To help determine which dermatologic toxicities to look for and how to treat them, she recommended for nurses to reference he CTCAE (Common Terminology Criteria for Adverse Events) grading toxicity guidelines. “It was developed based on standard cytotoxic targeted therapy agents, so it is being revised. It is in the final revisions to include immune-related grading parameters in there. But for now, it is the best that we have.”
In dermatologic toxicities, nurses must look at the percentage of body that is affected. For example, grade 1 toxicity is going to be 10% of the body surface area, with no symptoms; moderate toxicity is going to be 10% to 30% of the body surface area; and severe toxicity will be greater than 30% of the body that is involved.
For grade 1 toxicity, nurses can keep the patient on their immunotherapy treatment and treat them with a topical anti-inflammatory steroid. In some cases, Davies noted, patients may need oral antihistamines to decrease their inflammatory process.
For grade 2 toxicity, there is more distribution of the adverse event; however, topical management is still the typical course of action for treatment.
“You want to consider that there can be a lot of distributions. So, in most cases it is a maculopapular distribution, but patients have developed a flare of eczema, psoriasis, lichenoid growths,” Davies said, adding that vitiligo has also been seen particularly within the melanoma population.
“One of the caveats there is that vitiligo has been linked to therapeutic benefit for the melanoma population,” she added. “Development of rash has not necessarily been linked to response to checkpoint inhibitor therapy in other disease, but in melanoma, there is data to support that.”
Because of this distribution of toxicity, nurses must also rule out contact dermatitis, or if the patient has been on any other medications that may have caused the dermatologic flare. “Think about exposed areas, sun exposures, areas that had prior radiation,” Davies recommended.
In very rare cases, she added, patients may develop more significant toxicity, such as bullous dermatitis, Steven Johnson Syndrome or TENs (toxic epidermal necrolysis). With this, nurses should permanently discontinue immunotherapy and consider high-potency topical steroids.
If these symptoms are moderate, nurses should isolate with oral steroids, while holding immuno-suppressant therapy. “You want to consult with your dermatologist in making these decisions,” Davies said. “This can be life-threatening, so anything like a fair distribution of grade 4 distribution, permanently discontinue (immunotherapy), they are going to be inpatient management, and they need to be seen by the dermatologist.”

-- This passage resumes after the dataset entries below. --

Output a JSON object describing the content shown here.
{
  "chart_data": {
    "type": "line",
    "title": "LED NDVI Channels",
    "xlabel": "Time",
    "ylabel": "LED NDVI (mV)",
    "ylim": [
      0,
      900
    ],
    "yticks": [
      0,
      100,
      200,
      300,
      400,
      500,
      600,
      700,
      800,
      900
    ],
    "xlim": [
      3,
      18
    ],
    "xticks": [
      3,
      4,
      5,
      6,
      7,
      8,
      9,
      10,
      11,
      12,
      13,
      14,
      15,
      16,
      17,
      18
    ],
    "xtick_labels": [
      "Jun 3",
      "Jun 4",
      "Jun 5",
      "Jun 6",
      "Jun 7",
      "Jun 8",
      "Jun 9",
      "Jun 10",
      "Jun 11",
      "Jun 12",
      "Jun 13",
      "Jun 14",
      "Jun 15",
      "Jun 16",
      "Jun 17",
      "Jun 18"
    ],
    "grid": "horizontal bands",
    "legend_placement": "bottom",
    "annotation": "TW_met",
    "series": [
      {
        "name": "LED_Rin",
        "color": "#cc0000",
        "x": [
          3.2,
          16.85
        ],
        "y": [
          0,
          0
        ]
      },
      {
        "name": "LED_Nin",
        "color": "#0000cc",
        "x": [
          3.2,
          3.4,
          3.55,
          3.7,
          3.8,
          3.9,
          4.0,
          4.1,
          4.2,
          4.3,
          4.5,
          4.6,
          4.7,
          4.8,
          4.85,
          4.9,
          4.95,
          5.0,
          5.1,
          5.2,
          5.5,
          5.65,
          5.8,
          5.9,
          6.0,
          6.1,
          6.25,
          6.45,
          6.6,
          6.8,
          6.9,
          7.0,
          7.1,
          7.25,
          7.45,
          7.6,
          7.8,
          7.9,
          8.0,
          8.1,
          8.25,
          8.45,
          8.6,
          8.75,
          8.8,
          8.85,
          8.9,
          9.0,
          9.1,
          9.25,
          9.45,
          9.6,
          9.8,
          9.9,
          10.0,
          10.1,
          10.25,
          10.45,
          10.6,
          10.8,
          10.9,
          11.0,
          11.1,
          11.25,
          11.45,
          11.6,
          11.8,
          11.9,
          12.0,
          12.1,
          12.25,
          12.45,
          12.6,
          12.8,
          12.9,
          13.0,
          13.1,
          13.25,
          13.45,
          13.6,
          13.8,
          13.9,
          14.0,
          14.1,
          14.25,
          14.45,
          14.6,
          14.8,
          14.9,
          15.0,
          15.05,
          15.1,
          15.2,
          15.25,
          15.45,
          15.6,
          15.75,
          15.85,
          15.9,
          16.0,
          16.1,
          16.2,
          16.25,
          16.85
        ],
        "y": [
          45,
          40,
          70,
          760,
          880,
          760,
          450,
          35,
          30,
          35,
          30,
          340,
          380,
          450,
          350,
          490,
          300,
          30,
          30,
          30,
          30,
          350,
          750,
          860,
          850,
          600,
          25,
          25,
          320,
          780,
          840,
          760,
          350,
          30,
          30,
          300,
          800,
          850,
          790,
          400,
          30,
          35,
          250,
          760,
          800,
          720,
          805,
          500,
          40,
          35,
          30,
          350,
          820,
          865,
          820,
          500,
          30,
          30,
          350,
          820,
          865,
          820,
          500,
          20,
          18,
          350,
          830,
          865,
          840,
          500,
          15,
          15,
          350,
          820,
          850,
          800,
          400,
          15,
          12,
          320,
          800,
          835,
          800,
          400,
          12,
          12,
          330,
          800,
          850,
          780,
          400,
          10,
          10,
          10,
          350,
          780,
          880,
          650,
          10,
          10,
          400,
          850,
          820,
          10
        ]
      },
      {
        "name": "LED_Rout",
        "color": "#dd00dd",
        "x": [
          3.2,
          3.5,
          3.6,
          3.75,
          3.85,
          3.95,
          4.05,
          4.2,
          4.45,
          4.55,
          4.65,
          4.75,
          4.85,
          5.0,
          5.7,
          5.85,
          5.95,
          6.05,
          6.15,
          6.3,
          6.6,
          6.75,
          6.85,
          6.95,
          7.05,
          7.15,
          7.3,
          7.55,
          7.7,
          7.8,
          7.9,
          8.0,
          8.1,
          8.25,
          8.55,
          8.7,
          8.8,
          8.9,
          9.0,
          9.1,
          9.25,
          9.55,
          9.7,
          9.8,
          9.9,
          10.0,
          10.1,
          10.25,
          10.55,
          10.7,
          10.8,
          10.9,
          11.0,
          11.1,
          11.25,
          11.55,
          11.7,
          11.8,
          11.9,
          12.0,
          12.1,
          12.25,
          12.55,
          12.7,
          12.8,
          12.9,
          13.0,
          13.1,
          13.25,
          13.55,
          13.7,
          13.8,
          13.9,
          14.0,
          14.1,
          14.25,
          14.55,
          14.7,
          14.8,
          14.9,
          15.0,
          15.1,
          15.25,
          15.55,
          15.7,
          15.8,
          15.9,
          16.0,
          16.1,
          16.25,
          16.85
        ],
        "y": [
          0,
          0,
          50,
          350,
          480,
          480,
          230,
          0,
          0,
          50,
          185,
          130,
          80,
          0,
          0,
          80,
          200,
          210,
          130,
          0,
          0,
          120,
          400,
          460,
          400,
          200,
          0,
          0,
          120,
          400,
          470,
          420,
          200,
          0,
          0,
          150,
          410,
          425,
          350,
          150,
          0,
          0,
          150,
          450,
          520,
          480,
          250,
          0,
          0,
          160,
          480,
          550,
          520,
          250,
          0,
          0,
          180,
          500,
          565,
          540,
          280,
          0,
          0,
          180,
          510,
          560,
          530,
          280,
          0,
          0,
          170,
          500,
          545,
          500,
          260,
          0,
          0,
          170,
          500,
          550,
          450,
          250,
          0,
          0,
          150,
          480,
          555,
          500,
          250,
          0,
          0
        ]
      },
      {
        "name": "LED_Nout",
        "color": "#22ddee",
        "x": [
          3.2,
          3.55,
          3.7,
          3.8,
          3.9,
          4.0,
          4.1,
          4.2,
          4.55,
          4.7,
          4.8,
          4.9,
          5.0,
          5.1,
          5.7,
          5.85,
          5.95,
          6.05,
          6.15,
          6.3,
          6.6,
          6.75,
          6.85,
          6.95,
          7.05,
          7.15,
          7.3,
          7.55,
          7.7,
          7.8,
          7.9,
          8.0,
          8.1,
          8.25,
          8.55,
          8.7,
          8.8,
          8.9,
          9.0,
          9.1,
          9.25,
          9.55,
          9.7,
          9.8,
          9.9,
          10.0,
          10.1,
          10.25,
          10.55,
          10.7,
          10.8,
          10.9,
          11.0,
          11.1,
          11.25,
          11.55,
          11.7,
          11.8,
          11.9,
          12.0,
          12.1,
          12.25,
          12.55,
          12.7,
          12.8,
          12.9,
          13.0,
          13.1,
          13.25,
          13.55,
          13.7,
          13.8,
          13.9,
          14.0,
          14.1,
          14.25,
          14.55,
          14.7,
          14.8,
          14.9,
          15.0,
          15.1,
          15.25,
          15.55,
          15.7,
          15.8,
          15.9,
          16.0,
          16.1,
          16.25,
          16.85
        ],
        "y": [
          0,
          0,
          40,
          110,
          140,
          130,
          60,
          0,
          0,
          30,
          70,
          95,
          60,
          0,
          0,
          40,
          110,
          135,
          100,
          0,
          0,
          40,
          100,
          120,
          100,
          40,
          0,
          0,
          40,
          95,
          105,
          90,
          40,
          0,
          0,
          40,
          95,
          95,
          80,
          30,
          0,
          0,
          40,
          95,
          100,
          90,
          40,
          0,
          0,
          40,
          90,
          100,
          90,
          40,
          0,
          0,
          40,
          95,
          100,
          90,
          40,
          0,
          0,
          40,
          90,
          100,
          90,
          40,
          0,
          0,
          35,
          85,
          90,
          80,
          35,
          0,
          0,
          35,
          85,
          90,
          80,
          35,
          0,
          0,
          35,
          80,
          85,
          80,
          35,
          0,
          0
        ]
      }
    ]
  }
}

No matter the grade of toxicity, it is important for nurses to always thing about supportive care. “You want to make sure you are providing adequate supportive care. Make sure you are protecting their skin from the sun, make sure they are using adequate moisturizers, so that you can help decrease that flare,” Davies said.
Reference:
Davies M. Multidisciplinary Management of Immunotherapy-Related Adverse Events. Presented at: 3rd Annual School of Nursing Oncology; August 2-3, 2019; San Diego, CA.